Abstract
Population receptive field (pRF) modeling is a popular fMRI method to map the retinotopic organization of the human brain. While fMRI-based pRF-maps are qualitatively similar to invasively recorded single-cell receptive fields in animals, it remains unclear what neuronal signal they represent. We addressed this question in awake non-human primates comparing whole-brain fMRI and large-scale neurophysiological recordings in areas V1 and V4 of the visual cortex. We examined the fits of several pRF-models based on the fMRI BOLD-signal, multi-unit spiking activity (MUA) and local field potential (LFP) power in different frequency bands. We found that pRFs derived from BOLD-fMRI were most similar to MUA-pRFs in V1 and V4, while pRFs based on LFP gamma power also gave a good approximation. FMRI-based pRFs thus reliably reflect neuronal receptive field properties in the primate brain. In addition to our results in V1 and V4, the whole-brain fMRI measurements revealed retinotopic tuning in many other cortical and subcortical areas with a consistent increase in pRF-size with increasing eccentricity, as well as a retinotopically specific deactivation of default-mode network nodes similar to previous observations in humans.
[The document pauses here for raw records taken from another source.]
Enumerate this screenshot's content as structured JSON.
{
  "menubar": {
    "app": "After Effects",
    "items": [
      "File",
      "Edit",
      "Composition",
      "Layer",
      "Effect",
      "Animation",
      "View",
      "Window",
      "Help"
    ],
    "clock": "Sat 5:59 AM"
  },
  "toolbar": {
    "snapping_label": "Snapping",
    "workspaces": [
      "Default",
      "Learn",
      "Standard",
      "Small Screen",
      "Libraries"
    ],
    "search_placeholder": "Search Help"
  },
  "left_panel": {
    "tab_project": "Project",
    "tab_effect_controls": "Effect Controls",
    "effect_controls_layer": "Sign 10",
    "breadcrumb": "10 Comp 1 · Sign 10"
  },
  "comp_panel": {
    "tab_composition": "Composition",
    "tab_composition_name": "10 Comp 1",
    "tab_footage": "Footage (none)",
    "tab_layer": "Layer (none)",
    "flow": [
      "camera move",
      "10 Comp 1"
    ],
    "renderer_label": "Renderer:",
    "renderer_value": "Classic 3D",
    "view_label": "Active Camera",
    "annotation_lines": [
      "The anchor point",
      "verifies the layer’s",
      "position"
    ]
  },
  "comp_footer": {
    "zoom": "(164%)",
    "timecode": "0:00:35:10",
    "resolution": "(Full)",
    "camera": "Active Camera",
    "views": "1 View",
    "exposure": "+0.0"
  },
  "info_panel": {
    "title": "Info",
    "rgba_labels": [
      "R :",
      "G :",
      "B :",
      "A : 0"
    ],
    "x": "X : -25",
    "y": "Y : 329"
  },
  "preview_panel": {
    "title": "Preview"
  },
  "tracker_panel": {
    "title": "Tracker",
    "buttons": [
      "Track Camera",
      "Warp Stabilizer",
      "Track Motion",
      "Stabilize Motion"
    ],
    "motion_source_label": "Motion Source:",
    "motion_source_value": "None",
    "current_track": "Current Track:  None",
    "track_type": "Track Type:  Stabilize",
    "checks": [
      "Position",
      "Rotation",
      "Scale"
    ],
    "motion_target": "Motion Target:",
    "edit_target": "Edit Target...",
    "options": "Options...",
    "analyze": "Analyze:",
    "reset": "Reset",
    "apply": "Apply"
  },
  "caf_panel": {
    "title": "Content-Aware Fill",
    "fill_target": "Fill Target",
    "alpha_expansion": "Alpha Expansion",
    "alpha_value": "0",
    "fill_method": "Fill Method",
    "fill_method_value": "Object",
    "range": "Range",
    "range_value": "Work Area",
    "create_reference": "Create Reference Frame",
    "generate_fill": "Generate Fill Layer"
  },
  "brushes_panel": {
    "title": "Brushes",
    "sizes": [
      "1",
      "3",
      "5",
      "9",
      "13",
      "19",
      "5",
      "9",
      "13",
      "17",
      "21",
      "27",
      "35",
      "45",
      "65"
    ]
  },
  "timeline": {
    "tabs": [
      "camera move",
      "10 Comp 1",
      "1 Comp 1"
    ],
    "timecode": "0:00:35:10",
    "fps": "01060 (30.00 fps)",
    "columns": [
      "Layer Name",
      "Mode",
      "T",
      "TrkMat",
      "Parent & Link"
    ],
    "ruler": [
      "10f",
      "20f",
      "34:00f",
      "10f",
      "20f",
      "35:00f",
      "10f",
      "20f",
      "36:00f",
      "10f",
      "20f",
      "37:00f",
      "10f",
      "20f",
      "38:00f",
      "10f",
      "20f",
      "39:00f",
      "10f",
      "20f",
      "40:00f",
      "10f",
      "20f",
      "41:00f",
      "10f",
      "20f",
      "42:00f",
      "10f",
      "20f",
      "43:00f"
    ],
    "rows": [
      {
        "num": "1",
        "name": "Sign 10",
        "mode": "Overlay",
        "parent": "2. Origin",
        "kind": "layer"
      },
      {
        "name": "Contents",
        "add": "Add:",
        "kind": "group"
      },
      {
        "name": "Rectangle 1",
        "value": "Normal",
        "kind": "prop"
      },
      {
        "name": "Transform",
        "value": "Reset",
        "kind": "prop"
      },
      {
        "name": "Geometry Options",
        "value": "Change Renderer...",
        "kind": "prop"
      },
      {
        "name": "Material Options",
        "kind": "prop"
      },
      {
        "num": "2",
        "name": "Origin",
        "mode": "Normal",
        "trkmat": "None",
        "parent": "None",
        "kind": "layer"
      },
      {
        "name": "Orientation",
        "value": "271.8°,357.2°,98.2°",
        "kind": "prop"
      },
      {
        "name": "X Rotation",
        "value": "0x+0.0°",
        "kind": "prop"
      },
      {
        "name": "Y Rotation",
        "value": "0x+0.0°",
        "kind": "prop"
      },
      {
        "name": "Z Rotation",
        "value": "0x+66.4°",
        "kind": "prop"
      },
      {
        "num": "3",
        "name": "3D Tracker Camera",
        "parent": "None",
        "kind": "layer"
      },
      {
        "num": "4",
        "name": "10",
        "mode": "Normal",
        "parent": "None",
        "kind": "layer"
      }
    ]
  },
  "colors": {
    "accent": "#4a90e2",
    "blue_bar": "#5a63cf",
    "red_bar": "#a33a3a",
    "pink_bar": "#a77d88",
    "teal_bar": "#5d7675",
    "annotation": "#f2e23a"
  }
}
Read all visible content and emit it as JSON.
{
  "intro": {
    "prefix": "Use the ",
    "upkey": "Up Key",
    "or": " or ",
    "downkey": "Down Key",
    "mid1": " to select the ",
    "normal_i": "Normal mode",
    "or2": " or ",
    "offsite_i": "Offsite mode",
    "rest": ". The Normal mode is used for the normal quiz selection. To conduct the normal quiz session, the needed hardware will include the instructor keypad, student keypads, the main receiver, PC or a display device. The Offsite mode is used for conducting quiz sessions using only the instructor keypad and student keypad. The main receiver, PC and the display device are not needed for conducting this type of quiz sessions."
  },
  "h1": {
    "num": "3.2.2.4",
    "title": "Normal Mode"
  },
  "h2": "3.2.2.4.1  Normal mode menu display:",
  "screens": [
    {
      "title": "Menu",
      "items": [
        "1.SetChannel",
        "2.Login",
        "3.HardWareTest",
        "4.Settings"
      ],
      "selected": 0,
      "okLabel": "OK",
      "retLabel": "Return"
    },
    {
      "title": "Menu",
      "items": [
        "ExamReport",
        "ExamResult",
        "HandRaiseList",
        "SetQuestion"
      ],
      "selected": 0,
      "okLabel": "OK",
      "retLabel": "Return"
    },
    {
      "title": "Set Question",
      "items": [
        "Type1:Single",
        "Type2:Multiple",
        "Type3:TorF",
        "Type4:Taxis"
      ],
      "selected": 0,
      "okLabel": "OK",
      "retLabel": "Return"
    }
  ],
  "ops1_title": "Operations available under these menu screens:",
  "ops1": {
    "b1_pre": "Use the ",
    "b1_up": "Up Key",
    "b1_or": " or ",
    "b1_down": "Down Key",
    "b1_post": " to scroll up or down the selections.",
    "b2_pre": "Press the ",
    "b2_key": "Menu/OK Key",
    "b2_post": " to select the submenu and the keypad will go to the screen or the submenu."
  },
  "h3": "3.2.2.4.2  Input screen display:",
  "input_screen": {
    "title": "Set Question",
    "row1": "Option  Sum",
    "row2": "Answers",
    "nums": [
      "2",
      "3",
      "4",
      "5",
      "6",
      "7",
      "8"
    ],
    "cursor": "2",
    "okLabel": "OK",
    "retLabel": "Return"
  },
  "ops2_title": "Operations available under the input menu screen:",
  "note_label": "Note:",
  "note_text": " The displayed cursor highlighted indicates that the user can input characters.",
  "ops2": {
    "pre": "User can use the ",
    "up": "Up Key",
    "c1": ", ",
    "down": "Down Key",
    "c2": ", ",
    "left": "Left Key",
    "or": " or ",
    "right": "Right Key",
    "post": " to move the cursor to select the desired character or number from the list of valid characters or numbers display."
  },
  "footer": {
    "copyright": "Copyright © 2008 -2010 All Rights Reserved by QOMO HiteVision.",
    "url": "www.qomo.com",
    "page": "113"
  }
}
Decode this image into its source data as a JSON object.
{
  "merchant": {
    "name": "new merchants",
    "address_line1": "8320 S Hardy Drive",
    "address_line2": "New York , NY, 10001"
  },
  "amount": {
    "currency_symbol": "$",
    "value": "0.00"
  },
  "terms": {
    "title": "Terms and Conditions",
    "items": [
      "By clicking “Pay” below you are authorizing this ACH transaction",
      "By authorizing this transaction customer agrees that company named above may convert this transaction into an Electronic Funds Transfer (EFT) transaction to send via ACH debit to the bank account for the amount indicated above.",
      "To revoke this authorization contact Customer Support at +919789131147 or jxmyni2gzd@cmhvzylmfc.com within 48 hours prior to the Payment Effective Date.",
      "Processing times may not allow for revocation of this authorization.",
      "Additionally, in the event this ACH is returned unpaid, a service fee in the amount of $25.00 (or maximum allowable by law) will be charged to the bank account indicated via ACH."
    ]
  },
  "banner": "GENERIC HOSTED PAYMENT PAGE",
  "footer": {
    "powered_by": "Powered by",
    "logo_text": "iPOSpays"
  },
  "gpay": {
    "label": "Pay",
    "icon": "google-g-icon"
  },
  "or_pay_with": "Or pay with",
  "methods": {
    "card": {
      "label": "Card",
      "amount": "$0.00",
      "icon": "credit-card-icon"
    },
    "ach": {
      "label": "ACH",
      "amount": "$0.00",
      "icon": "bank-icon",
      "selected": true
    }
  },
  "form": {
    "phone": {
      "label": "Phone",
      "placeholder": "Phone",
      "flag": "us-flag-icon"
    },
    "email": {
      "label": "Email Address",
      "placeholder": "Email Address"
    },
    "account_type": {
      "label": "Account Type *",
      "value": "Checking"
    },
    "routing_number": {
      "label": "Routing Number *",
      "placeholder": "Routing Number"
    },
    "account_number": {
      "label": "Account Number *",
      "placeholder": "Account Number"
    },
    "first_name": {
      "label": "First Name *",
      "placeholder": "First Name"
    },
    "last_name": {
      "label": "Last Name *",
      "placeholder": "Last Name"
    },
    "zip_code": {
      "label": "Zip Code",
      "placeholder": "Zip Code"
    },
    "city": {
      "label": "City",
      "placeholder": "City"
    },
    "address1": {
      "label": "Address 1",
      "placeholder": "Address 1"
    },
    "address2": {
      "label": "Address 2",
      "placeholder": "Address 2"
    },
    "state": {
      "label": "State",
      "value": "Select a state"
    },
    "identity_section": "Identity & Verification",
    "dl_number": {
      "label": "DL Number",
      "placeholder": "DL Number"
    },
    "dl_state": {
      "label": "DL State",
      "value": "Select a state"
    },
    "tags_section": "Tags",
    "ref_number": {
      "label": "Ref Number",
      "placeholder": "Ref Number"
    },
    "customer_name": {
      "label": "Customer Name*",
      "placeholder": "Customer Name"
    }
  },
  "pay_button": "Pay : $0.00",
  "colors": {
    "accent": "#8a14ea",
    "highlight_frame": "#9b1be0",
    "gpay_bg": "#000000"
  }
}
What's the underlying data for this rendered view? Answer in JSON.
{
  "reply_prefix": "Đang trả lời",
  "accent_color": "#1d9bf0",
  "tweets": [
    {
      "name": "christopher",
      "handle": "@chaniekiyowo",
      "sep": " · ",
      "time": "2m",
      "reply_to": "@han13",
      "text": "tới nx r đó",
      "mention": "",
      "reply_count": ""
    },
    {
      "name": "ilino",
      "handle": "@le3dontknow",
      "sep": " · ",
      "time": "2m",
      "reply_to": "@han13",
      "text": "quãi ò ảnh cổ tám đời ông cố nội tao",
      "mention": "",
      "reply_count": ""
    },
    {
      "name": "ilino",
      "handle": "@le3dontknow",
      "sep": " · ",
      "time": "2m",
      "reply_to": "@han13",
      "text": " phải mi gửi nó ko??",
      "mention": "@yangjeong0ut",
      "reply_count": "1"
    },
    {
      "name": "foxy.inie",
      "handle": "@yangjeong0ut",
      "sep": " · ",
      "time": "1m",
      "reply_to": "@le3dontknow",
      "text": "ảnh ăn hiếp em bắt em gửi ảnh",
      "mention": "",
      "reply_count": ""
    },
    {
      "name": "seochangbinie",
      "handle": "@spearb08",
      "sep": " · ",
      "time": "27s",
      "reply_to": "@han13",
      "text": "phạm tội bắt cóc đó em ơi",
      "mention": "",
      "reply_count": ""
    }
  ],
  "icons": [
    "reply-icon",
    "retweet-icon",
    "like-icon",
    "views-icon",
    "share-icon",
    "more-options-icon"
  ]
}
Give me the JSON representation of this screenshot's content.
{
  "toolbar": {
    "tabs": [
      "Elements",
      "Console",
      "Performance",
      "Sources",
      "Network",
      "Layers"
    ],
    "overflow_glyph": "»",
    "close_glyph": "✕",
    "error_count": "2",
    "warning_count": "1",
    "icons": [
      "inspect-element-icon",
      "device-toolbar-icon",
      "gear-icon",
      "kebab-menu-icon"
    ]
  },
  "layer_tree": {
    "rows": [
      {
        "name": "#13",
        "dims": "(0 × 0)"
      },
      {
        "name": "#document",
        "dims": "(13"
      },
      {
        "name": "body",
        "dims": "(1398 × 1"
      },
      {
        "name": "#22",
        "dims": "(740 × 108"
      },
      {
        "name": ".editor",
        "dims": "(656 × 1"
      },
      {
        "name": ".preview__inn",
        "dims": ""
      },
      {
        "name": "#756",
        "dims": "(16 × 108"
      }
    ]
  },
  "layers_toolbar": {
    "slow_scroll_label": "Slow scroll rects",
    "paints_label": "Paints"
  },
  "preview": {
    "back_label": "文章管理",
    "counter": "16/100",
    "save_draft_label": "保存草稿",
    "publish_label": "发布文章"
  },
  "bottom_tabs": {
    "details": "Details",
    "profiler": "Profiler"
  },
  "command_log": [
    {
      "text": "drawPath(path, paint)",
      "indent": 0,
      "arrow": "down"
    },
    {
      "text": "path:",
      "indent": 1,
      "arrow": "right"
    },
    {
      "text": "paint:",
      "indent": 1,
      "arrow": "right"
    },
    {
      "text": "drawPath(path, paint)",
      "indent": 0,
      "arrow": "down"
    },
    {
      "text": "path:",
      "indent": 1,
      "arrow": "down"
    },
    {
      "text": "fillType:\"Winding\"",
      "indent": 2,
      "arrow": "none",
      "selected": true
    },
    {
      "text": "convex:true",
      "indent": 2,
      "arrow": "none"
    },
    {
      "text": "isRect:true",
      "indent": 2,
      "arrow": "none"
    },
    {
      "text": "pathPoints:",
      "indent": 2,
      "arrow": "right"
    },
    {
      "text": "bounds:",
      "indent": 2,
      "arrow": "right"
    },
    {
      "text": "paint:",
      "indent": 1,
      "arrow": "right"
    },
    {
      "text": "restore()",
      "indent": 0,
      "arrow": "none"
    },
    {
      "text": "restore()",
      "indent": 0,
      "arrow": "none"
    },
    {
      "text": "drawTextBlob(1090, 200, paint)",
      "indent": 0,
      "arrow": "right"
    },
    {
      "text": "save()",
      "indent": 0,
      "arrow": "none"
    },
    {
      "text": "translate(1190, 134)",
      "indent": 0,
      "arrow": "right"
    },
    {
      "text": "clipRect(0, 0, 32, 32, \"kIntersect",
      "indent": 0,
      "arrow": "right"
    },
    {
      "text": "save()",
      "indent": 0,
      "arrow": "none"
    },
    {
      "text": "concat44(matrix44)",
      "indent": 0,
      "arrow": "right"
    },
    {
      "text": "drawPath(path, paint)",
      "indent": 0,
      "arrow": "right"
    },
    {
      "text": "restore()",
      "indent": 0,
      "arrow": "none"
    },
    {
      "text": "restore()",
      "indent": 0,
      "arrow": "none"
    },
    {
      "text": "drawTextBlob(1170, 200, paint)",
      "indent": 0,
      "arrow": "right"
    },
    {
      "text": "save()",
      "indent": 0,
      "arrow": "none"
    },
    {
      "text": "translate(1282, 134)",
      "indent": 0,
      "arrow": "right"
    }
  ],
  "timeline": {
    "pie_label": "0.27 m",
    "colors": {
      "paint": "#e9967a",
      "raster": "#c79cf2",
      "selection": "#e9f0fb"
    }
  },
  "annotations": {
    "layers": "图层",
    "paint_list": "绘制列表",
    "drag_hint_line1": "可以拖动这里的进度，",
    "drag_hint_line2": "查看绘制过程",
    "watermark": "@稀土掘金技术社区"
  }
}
Competing Interest Statement
The authors have declared no competing interest.
Footnotes
Ethics statement
Animal care and experimental procedures were in accordance with the ILAR’s Guide for the Care and Use of Laboratory Animals, the European legislation (Directive 2010/63/EU) and approved by the institutional animal care and use committee of the Royal Netherlands Academy of Arts and Sciences and the Central Authority for Scientific Procedures on Animals (CCD) in the Netherlands.
Conflicts of interest
The authors declare that no financial or non-financial competing interests exist.
Data and code availability
All data and code are available on GIN: https://doi.org/10.12751/g-node.p8ypgv,
Unthresholded fMRI model fitting results are on Neurovault: https://identifiers.org/neurovault.collection:8082
This is a revision of the paper in response to reviewer questions and comments at eLife.